No matter. We're comfortably settled in at the Carriagetown edition of Plum Island Coffee Roasters, the old J Bucks, which has been brewing up the good stuff — in our case a nice and much-needed Sumatra roast with a nice body and nutty finish — since last December. It's air-conditioned, there's a pleasant vibe and, the real reason we're here, the New Boston Duo is making its area debut.
Interesting confluence of perspectives and styles at work here: You've got Amesbury guitarist George Little, who started out as a folkie, writing, among other things, funny tunes about local subjects, like Mr.

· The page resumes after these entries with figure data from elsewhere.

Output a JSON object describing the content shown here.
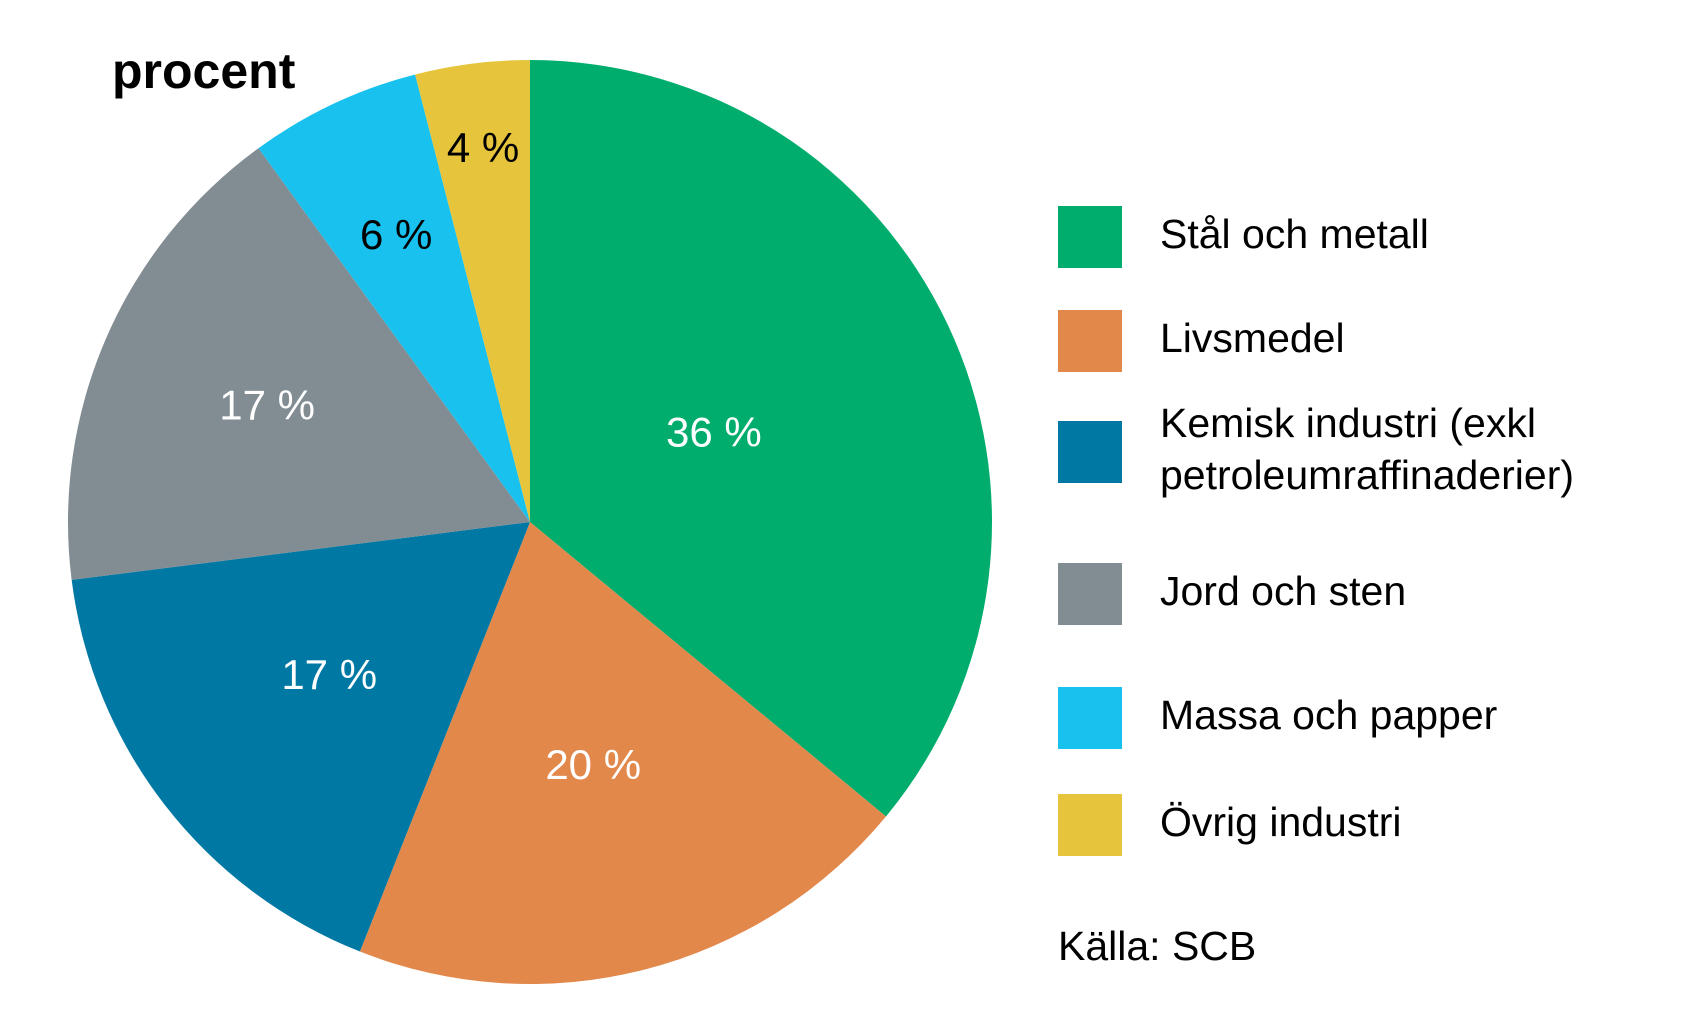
{
  "chart_data": {
    "type": "pie",
    "title": "procent",
    "categories": [
      "Stål och metall",
      "Livsmedel",
      "Kemisk industri (exkl petroleumraffinaderier)",
      "Jord och sten",
      "Massa och papper",
      "Övrig industri"
    ],
    "legend_lines": [
      [
        "Stål och metall"
      ],
      [
        "Livsmedel"
      ],
      [
        "Kemisk industri (exkl",
        "petroleumraffinaderier)"
      ],
      [
        "Jord och sten"
      ],
      [
        "Massa och papper"
      ],
      [
        "Övrig industri"
      ]
    ],
    "values": [
      36,
      20,
      17,
      17,
      6,
      4
    ],
    "data_labels": [
      "36 %",
      "20 %",
      "17 %",
      "17 %",
      "6 %",
      "4 %"
    ],
    "colors": [
      "#00ad6c",
      "#e2884b",
      "#0078a4",
      "#818c93",
      "#19c1ee",
      "#e6c43b"
    ],
    "label_colors": [
      "#ffffff",
      "#ffffff",
      "#ffffff",
      "#ffffff",
      "#000000",
      "#000000"
    ],
    "start_angle": "12 o'clock",
    "direction": "clockwise",
    "legend_position": "right",
    "source": "Källa: SCB"
  }
}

Donuts, the late, lamented purveyor of trans-fats, securing his "serious" music bona-fides in classical guitar and string performance, teaming up with fellow Longy School of Music violinist Elizabeth Burke to play ... jazz?
Yup. Standards, mostly, that have been reimagined, reinterpreted. Which, of course, is the beauty of standards. And, in the NBD's case, centered around "le red hot" gipsy jazz vocabulary and vibe. They seem most at home with dark colors and minor keys, like Django's classic "Minor Swing" and "Dark Eyes," a Russian Gipsy folk song he liked so well that he recorded it three times (as "Les yeux noirs"). They'll play "Only a Paper Moon" and "All of Me," and interestingly, spin it into "Bossa Dorado," the jazz manouche classic by Dorado Schmitt, mais bein sur) They also mix it up with tunes "Georgia," "Over the Rainbow" and "All My Loving," the Fab Four hit. It's tricky terrain, of course — instrumentation, musical mindset and, at times, a set list that invokes Reinhardt and Grappelli, titanic forces in jazz, performing well-remembered songs in new, different ways. But Little and Burke aren't shooting for cover band status: They're playing in the style, but not aping it, and bringing something of themselves, their backgrounds, to the performance. The Sunday debut showed a good energy, good communication between two players who are clearly in sync, musically.

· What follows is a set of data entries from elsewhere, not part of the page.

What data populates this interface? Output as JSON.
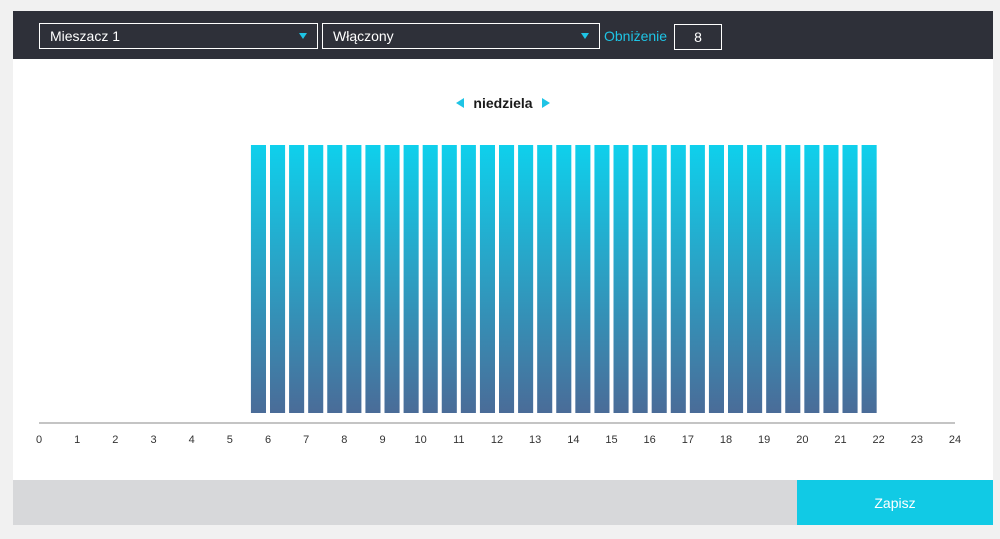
{
  "toolbar": {
    "mode_select": "Mieszacz 1",
    "state_select": "Włączony",
    "reduction_label": "Obniżenie",
    "reduction_value": "8"
  },
  "day_nav": {
    "day": "niedziela"
  },
  "chart_data": {
    "type": "bar",
    "xlim": [
      0,
      24
    ],
    "x_ticks": [
      "0",
      "1",
      "2",
      "3",
      "4",
      "5",
      "6",
      "7",
      "8",
      "9",
      "10",
      "11",
      "12",
      "13",
      "14",
      "15",
      "16",
      "17",
      "18",
      "19",
      "20",
      "21",
      "22",
      "23",
      "24"
    ],
    "active_from_hour": 5.5,
    "active_to_hour": 22,
    "slot_hours": 0.5,
    "values": [
      0,
      0,
      0,
      0,
      0,
      0,
      0,
      0,
      0,
      0,
      0,
      1,
      1,
      1,
      1,
      1,
      1,
      1,
      1,
      1,
      1,
      1,
      1,
      1,
      1,
      1,
      1,
      1,
      1,
      1,
      1,
      1,
      1,
      1,
      1,
      1,
      1,
      1,
      1,
      1,
      1,
      1,
      1,
      1,
      0,
      0,
      0,
      0
    ],
    "colors": {
      "top": "#0fd0ec",
      "bottom": "#4a6c98"
    }
  },
  "footer": {
    "save_label": "Zapisz"
  }
}
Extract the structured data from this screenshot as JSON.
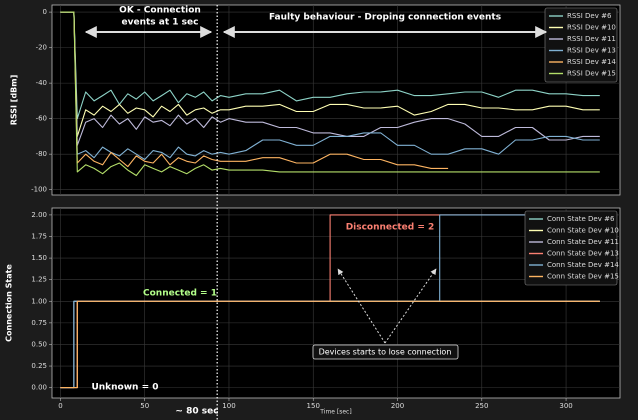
{
  "chart_data": [
    {
      "type": "line",
      "ylabel": "RSSI [dBm]",
      "xlim": [
        -5,
        332
      ],
      "ylim": [
        -103,
        4
      ],
      "yticks": [
        0,
        -20,
        -40,
        -60,
        -80,
        -100
      ],
      "grid": true,
      "legend": "upper right",
      "vline_x": 93,
      "annotations": [
        "OK - Connection",
        "events at 1 sec",
        "Faulty behaviour - Droping connection events"
      ],
      "x": [
        0,
        4,
        8,
        10,
        15,
        20,
        25,
        30,
        35,
        40,
        45,
        50,
        55,
        60,
        65,
        70,
        75,
        80,
        85,
        90,
        95,
        100,
        110,
        120,
        130,
        140,
        150,
        160,
        170,
        180,
        190,
        200,
        210,
        220,
        230,
        240,
        250,
        260,
        270,
        280,
        290,
        300,
        310,
        320
      ],
      "series": [
        {
          "name": "RSSI Dev #6",
          "color": "#8dd3c7",
          "values": [
            0,
            0,
            0,
            -60,
            -45,
            -50,
            -47,
            -44,
            -52,
            -46,
            -49,
            -45,
            -50,
            -47,
            -44,
            -51,
            -46,
            -48,
            -45,
            -50,
            -47,
            -48,
            -46,
            -46,
            -44,
            -50,
            -48,
            -48,
            -46,
            -45,
            -45,
            -44,
            -47,
            -47,
            -46,
            -45,
            -45,
            -48,
            -44,
            -44,
            -46,
            -46,
            -47,
            -47
          ]
        },
        {
          "name": "RSSI Dev #10",
          "color": "#ffffb3",
          "values": [
            0,
            0,
            0,
            -70,
            -55,
            -58,
            -53,
            -56,
            -52,
            -57,
            -54,
            -55,
            -59,
            -53,
            -56,
            -52,
            -58,
            -55,
            -54,
            -57,
            -55,
            -55,
            -53,
            -53,
            -52,
            -56,
            -56,
            -52,
            -52,
            -54,
            -54,
            -53,
            -58,
            -56,
            -52,
            -52,
            -54,
            -54,
            -55,
            -55,
            -53,
            -53,
            -55,
            -55
          ]
        },
        {
          "name": "RSSI Dev #11",
          "color": "#bebada",
          "values": [
            0,
            0,
            0,
            -75,
            -62,
            -60,
            -65,
            -58,
            -63,
            -60,
            -66,
            -59,
            -62,
            -61,
            -64,
            -58,
            -63,
            -60,
            -65,
            -59,
            -62,
            -60,
            -62,
            -62,
            -65,
            -65,
            -68,
            -68,
            -70,
            -70,
            -65,
            -65,
            -62,
            -60,
            -60,
            -63,
            -70,
            -70,
            -65,
            -65,
            -72,
            -72,
            -70,
            -70
          ]
        },
        {
          "name": "RSSI Dev #13",
          "color": "#80b1d3",
          "values": [
            0,
            0,
            0,
            -80,
            -78,
            -82,
            -76,
            -79,
            -81,
            -77,
            -80,
            -83,
            -78,
            -79,
            -82,
            -76,
            -80,
            -81,
            -78,
            -80,
            -79,
            -80,
            -78,
            -72,
            -72,
            -75,
            -75,
            -70,
            -70,
            -68,
            -68,
            -75,
            -75,
            -80,
            -80,
            -77,
            -77,
            -80,
            -72,
            -72,
            -70,
            -70,
            -72,
            -72
          ]
        },
        {
          "name": "RSSI Dev #14",
          "color": "#fdb462",
          "values": [
            0,
            0,
            0,
            -85,
            -80,
            -84,
            -86,
            -79,
            -83,
            -87,
            -81,
            -84,
            -85,
            -80,
            -86,
            -82,
            -84,
            -85,
            -81,
            -83,
            -84,
            -84,
            -84,
            -82,
            -82,
            -85,
            -85,
            -80,
            -80,
            -83,
            -83,
            -86,
            -86,
            -88,
            -88,
            null,
            null,
            null,
            null,
            null,
            null,
            null,
            null,
            null
          ]
        },
        {
          "name": "RSSI Dev #15",
          "color": "#b3de69",
          "values": [
            0,
            0,
            0,
            -90,
            -86,
            -88,
            -91,
            -87,
            -85,
            -89,
            -92,
            -86,
            -88,
            -90,
            -87,
            -89,
            -91,
            -88,
            -86,
            -89,
            -88,
            -89,
            -89,
            -89,
            -90,
            -90,
            -90,
            -90,
            -90,
            -90,
            -90,
            -90,
            -90,
            -90,
            -90,
            -90,
            -90,
            -90,
            -90,
            -90,
            -90,
            -90,
            -90,
            -90
          ]
        }
      ]
    },
    {
      "type": "line",
      "ylabel": "Connection State",
      "xlabel": "Time [sec]",
      "xlim": [
        -5,
        332
      ],
      "ylim": [
        -0.12,
        2.08
      ],
      "xticks": [
        0,
        50,
        100,
        150,
        200,
        250,
        300
      ],
      "yticks": [
        {
          "value": 0,
          "label": "0.00"
        },
        {
          "value": 0.25,
          "label": "0.25"
        },
        {
          "value": 0.5,
          "label": "0.50"
        },
        {
          "value": 0.75,
          "label": "0.75"
        },
        {
          "value": 1,
          "label": "1.00"
        },
        {
          "value": 1.25,
          "label": "1.25"
        },
        {
          "value": 1.5,
          "label": "1.50"
        },
        {
          "value": 1.75,
          "label": "1.75"
        },
        {
          "value": 2,
          "label": "2.00"
        }
      ],
      "grid": true,
      "legend": "upper right",
      "annotations": [
        "Disconnected = 2",
        "Connected = 1",
        "Unknown = 0",
        "Devices starts to lose connection",
        "~ 80 sec"
      ],
      "x": [
        0,
        8,
        8,
        10,
        10,
        160,
        160,
        225,
        225,
        320
      ],
      "series": [
        {
          "name": "Conn State Dev #6",
          "color": "#8dd3c7",
          "values": [
            0,
            0,
            1,
            1,
            1,
            1,
            1,
            1,
            1,
            1
          ]
        },
        {
          "name": "Conn State Dev #10",
          "color": "#ffffb3",
          "values": [
            0,
            0,
            0,
            0,
            1,
            1,
            1,
            1,
            1,
            1
          ]
        },
        {
          "name": "Conn State Dev #11",
          "color": "#bebada",
          "values": [
            0,
            0,
            1,
            1,
            1,
            1,
            1,
            1,
            1,
            1
          ]
        },
        {
          "name": "Conn State Dev #13",
          "color": "#fb8072",
          "values": [
            0,
            0,
            0,
            0,
            1,
            1,
            2,
            2,
            2,
            2
          ]
        },
        {
          "name": "Conn State Dev #14",
          "color": "#80b1d3",
          "values": [
            0,
            0,
            1,
            1,
            1,
            1,
            1,
            1,
            2,
            2
          ]
        },
        {
          "name": "Conn State Dev #15",
          "color": "#fdb462",
          "values": [
            0,
            0,
            0,
            0,
            1,
            1,
            1,
            1,
            1,
            1
          ]
        }
      ]
    }
  ]
}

A pleasant morning. Seems strange, though, clapping on a Sunday morning, like an affront to God or something. Our Pilgrim forebears must be turning over in their graves. Outside, the rain has stopped, the sun is blazing. It's a steam bath. Little and Burke have packed up their gear and are taking off to the other side of the river, where Homecoming is in full swing. They'll do some busking, then Little is off to Maudslay State Park, where he is performing the music for Theater in the Open's production of "The Tempest," using arrangements of surviving songs from Robert Johnson — the 16th-century lutenist, not the Delta blues singer — as well as improvisation and other works by contemporaries of Johnson.